Я открыл дверь – изнутри пахнуло дымом благовоний. Нащупал в темноте спички, зажёг одну. И вот Он, Будда: точно солнце, восходящее среди густого мрака; точно внезапное пробуждение. Его непостижимая улыбка. Вечная улыбка. Кажется, Он хочет что-то сказать. Однако Он безмолвен. Нет, Будда не молчит. Он и сейчас, в эту самую минуту, безустанно растолковывает живым существам восемьдесят четыре тысячи законов Дхармы – каждому по его способностям. Просто мы не слышим. Неведение сделало нас глухими, поэтому мы не слышим Его… Но отчего Твоё лицо так печально? Не оттого ли, что грустно мне, живому существу?.. Я воскурил благовоние и поднёс к Его ногам. Тонкая дрожащая струйка дыма потекла, точно плач, и рассеялась у его колен. Я накинул касу, взял моктак[18] и вышел из храма. Снизу, из-под горы, доносился собачий лай. Где-то кричали петухи. Дома в темноте походили на стоящие плечом к плечу согбенные фигуры. Казалось, мой слух улавливал щебет детворы, приглушённый шёпот супругов, добродушный смех. Внезапно меня захлестнуло одиночество. Я резко тряхнул головой и, чтобы пробудиться, принялся стучать в моктак.
…Обретаю прибежище в вечном и бесконечном Будде, Дхарме и Сангхе[19]. Молю, ниспошлите на меня своё благословение. Мы отвернулись от своей подлинной сути и погрязли в неведении. В волнах рождений и смертей мы запятнались красками и звуками, сделались порочными, алчными рабами страданий…
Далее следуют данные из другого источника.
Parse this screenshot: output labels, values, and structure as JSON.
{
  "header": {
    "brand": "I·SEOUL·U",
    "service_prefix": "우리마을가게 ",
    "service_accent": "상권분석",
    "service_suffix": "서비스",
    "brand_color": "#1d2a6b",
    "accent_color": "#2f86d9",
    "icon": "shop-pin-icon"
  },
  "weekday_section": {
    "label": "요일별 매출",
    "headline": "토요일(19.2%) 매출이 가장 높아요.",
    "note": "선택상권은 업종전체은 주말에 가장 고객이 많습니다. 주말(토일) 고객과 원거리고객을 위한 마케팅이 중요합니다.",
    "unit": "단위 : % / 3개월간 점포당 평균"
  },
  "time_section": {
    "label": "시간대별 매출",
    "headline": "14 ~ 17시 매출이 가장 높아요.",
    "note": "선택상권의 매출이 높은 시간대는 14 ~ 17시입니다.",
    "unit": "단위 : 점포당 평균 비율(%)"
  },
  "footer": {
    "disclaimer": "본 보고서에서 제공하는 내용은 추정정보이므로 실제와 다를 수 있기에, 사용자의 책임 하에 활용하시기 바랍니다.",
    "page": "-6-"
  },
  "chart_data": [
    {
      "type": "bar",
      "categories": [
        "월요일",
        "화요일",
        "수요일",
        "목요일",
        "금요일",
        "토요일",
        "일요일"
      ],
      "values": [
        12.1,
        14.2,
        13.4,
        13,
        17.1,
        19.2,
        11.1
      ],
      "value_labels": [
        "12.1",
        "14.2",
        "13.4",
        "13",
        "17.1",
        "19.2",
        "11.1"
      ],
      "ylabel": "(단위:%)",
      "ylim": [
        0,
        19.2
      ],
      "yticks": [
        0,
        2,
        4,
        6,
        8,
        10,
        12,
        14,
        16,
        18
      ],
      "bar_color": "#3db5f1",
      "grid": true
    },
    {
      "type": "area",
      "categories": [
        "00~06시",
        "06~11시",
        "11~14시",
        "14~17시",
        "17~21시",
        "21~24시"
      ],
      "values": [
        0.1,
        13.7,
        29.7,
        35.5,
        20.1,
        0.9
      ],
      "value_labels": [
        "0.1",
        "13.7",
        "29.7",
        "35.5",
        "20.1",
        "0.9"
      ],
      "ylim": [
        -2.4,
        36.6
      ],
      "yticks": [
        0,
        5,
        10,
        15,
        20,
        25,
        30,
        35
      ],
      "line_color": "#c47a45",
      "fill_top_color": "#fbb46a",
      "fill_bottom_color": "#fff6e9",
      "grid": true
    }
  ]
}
Я сел напротив колокола. Его чёрная свинцовая масса давила на грудь, точно непреодолимая стена. Я взялся за бревно, тихо закрыл глаза и напряг руку. Удар, за ним другой полетели далеко-далеко, рассекая ночной мрак…
Но никто не явился: ни Будда Шакьямуни, ни Будда Амитабха, ни Всевидящий Владыка Авалокитешвара, ни кто-либо из бодхисаттв. Даже их тени не промелькнуло. Я лишь наполнял пустой сосуд воздухом. Наполнял его ветром. Лунным светом. О-о-о… Я отбросил моктак. На заплетающихся ногах доковылял до своей кельи, повалился на стол и зарыдал.
В самом деле, в чём заключалась суть моих отчаянных шестилетних поисков? Я пожертвовал юностью, корчившейся от мучительной жажды – что такого я ожидал обрести взамен? Уж не свою ли истинную натуру: подлую, бездарную, грубую, гадкую, алчную, исполненную лицемерия – самую отвратительную на свете мерзкую душонку? Так может, этот шестилетний путь был необходим, чтобы убедиться, кто я есть на самом деле? Имею ли я право судить отступников вроде Чисана? Разве я сам не заслужил ещё большего осуждения и порицания? Колеблющийся, слабовольный, нетерпеливый, пылкий – однако быстро остывающий, вялый, нерадивый, трусливый, нерешительный; знающий, где истина, но не находящий в себе смелости действовать; о-о-о, а хуже всего – бесхарактерный… Разве такой человек заслуживает жизни?
А ведь я считал, что должен наставить на праведный путь блуждавшего Чисана, безразличного ко всему на свете, опустошённого и впавшего в глубокое уныние. Какой вздор!
Чисан говорил, что ему всё равно: пускай даже весь белый свет его осуждает и считает падшим. В основе его блужданий была своя философия, и он считал её истиной. По его убеждению, даже падение, если оно случилось искренне, может быть одним из способов достичь просветления. Он говорил, что религия необходима тем, кто живёт в лицемерии и фальши, руководствуясь принципом взаимного обмана, – честным натурам религия не нужна. Поэтому, когда его поиски потеряют смысл, он собирался без всяких сожалений покинуть этот мир. В доказательство Чисан вытащил из поясного мешочка пузырёк с каким-то снадобьем и показал мне. Он называл себя псевдо-скитальцем, псевдо-отступником и признавался, что это его терзает.